The collapse of Milkrun should start a new conversation around venture capital spend (a female founders view).
Sadly, Milkrun fell over this week. People have lost their jobs and others have lost their money. No one feels good about that. There has been a lot written about the business particularly from a funding and investment view. I thought I would drop in a female founder’s perspective.
I am not close enough to their story to comment on what happened commercially. I am sure that the investors and the team worked hard to make it work. I am not writing about whether it was a good investment or not.
What does amaze me, however, is the size of the cheque.

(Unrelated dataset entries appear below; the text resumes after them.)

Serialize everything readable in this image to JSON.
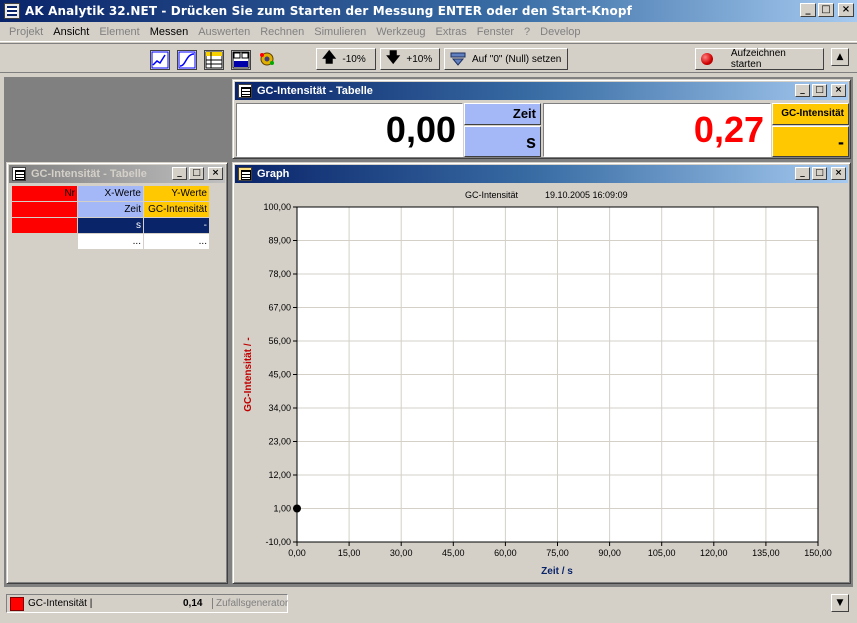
{
  "app": {
    "title": "AK Analytik 32.NET - Drücken Sie zum Starten der Messung ENTER oder den Start-Knopf"
  },
  "menu": [
    {
      "label": "Projekt",
      "enabled": false
    },
    {
      "label": "Ansicht",
      "enabled": true
    },
    {
      "label": "Element",
      "enabled": false
    },
    {
      "label": "Messen",
      "enabled": true
    },
    {
      "label": "Auswerten",
      "enabled": false
    },
    {
      "label": "Rechnen",
      "enabled": false
    },
    {
      "label": "Simulieren",
      "enabled": false
    },
    {
      "label": "Werkzeug",
      "enabled": false
    },
    {
      "label": "Extras",
      "enabled": false
    },
    {
      "label": "Fenster",
      "enabled": false
    },
    {
      "label": "?",
      "enabled": false
    },
    {
      "label": "Develop",
      "enabled": false
    }
  ],
  "toolbar": {
    "minus10": "-10%",
    "plus10": "+10%",
    "zero": "Auf \"0\" (Null) setzen",
    "record": "Aufzeichnen starten"
  },
  "display_window": {
    "title": "GC-Intensität - Tabelle",
    "x_value": "0,00",
    "x_label": "Zeit",
    "x_unit": "s",
    "y_value": "0,27",
    "y_label": "GC-Intensität",
    "y_unit": "-"
  },
  "table_window": {
    "title": "GC-Intensität - Tabelle",
    "header": {
      "nr": "Nr",
      "x": "X-Werte",
      "y": "Y-Werte"
    },
    "names": {
      "x": "Zeit",
      "y": "GC-Intensität"
    },
    "units": {
      "x": "s",
      "y": "-"
    },
    "empty_row": {
      "x": "...",
      "y": "..."
    }
  },
  "graph_window": {
    "title": "Graph",
    "header_title": "GC-Intensität",
    "header_date": "19.10.2005 16:09:09"
  },
  "chart_data": {
    "type": "scatter",
    "title": "GC-Intensität",
    "xlabel": "Zeit / s",
    "ylabel": "GC-Intensität / -",
    "xlim": [
      0,
      150
    ],
    "ylim": [
      -10,
      100
    ],
    "x_ticks": [
      "0,00",
      "15,00",
      "30,00",
      "45,00",
      "60,00",
      "75,00",
      "90,00",
      "105,00",
      "120,00",
      "135,00",
      "150,00"
    ],
    "y_ticks": [
      "100,00",
      "89,00",
      "78,00",
      "67,00",
      "56,00",
      "45,00",
      "34,00",
      "23,00",
      "12,00",
      "1,00",
      "-10,00"
    ],
    "x_tick_values": [
      0,
      15,
      30,
      45,
      60,
      75,
      90,
      105,
      120,
      135,
      150
    ],
    "y_tick_values": [
      100,
      89,
      78,
      67,
      56,
      45,
      34,
      23,
      12,
      1,
      -10
    ],
    "grid": true,
    "series": [
      {
        "x": [
          0
        ],
        "y": [
          1
        ]
      }
    ]
  },
  "status": {
    "label": "GC-Intensität |",
    "value": "0,14",
    "generator": "Zufallsgenerator"
  },
  "colors": {
    "x_accent": "#a4b8f8",
    "y_accent": "#ffc800",
    "value_red": "#ff0000",
    "title_blue": "#0a246a"
  }
}
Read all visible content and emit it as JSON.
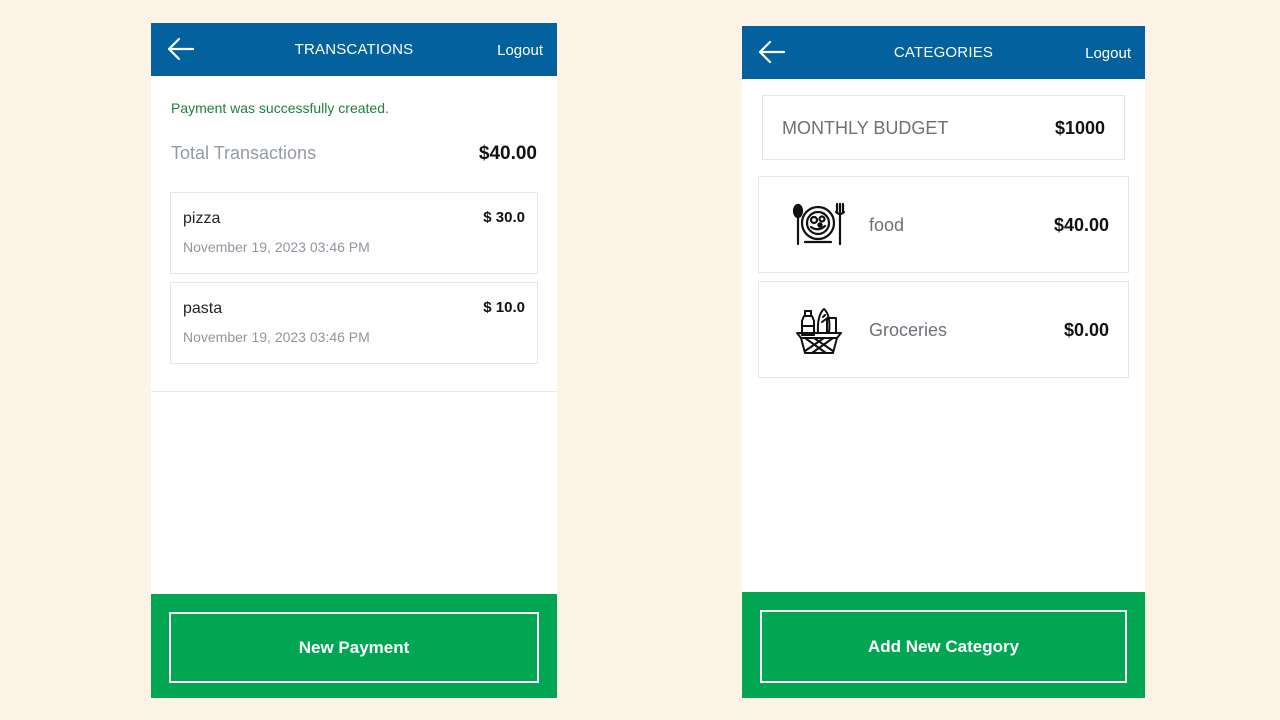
{
  "left_screen": {
    "header": {
      "back_icon": "arrow-left-icon",
      "title": "TRANSCATIONS",
      "logout_label": "Logout"
    },
    "notice": "Payment was successfully created.",
    "total_label": "Total Transactions",
    "total_value": "$40.00",
    "transactions": [
      {
        "name": "pizza",
        "date": "November 19, 2023 03:46 PM",
        "amount": "$ 30.0"
      },
      {
        "name": "pasta",
        "date": "November 19, 2023 03:46 PM",
        "amount": "$ 10.0"
      }
    ],
    "footer_button": "New Payment"
  },
  "right_screen": {
    "header": {
      "back_icon": "arrow-left-icon",
      "title": "CATEGORIES",
      "logout_label": "Logout"
    },
    "budget_label": "MONTHLY BUDGET",
    "budget_value": "$1000",
    "categories": [
      {
        "name": "food",
        "amount": "$40.00",
        "icon": "food-plate-icon"
      },
      {
        "name": "Groceries",
        "amount": "$0.00",
        "icon": "grocery-basket-icon"
      }
    ],
    "footer_button": "Add New Category"
  },
  "colors": {
    "page_background": "#fdf4e7",
    "header_blue": "#03619e",
    "action_green": "#00a651",
    "success_text": "#1f7f3a"
  }
}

As a female founder raising money to continue to scale my technology business, I can’t fathom raising $75M dollars and then losing it 18 months later. That amount is unimagine-able!
This week on Twitter, I suggested that the Milkrun investors could have spent that money on 10 female founded businesses instead of one big punt on one male founded business.
It sparked an interesting debate.
One investor (not a Milkrun one) told me that venture capital is inherently about high risk, fast growth opportunities. The possibility of a big win.
But how is this fair when those bets are being placed more on men and less on women? Female founders had significantly smaller median capital raises at $1.8 million, versus $5.8 million for firms for male founders according to LaunchVic’s Victorian Startup Ecosystem Mapping 2022 report.
Clearly this is a category that only works for some and why aren’t more people talking about how to change it? When you dive in to the category a bit deeper there are so many disconnects:
- Male voices are louder than women’s in this category. Many women are not speaking out about what they really think, maybe because they don’t want to risk what little chance they have of receiving venture capital.
- Women are pragmatic about their businesses. We are methodical in our growth, and we speak quite rationally about our successes. We are not trained to talk ourselves up. But it seems to be that hype, not just facts, wins venture capital.
- You can’t be a safe bet (we need to see more traction, what is your risk mitigation strategy) and a great gamble (fast growth at all costs) at the same time. And it is women who are being asked the safety questions not the growth questions.
When a category is so full of things that don’t make sense, when it only suits one type of customer and is inconsistent in how it delivers its experience, it requires investigation and disruption.
As venture funds continue to target larger and larger outcomes, there is a ton of opportunity left on the table that no one is seizing. You could invest in businesses that have an 80% chance of being worth $300M, rather than a 1% chance of being worth $80B.
I have been a profitable bootstrapped entrepreneur having run BrandHook, my consulting business for over 17 years. I am a proven, experienced, adaptable business leader who is also a board director and who has deep category knowledge in what we are building. Yet raising capital is new for me and this whole experience confuses me. We secured early Seed money from Skalata Ventures for Hearsay in 2020 so some might say we are one of the lucky ones. But to reach our full business potential, we need funds.
Bryce Roberts from indie.vc wrote,
There is an entire generation of entrepreneurs who are ambitious and highly qualified who can’t receive venture dollars because they look or act a little differently. Even for those founders who are building a “world-changing” company, this push to enormous outcomes forces them to embrace an insane amount of risk.
Let’s not shy away from having this conversation, let’s help more businesses grow, let’s push for fairness in an industry that at the moment only serves one customer, in one way.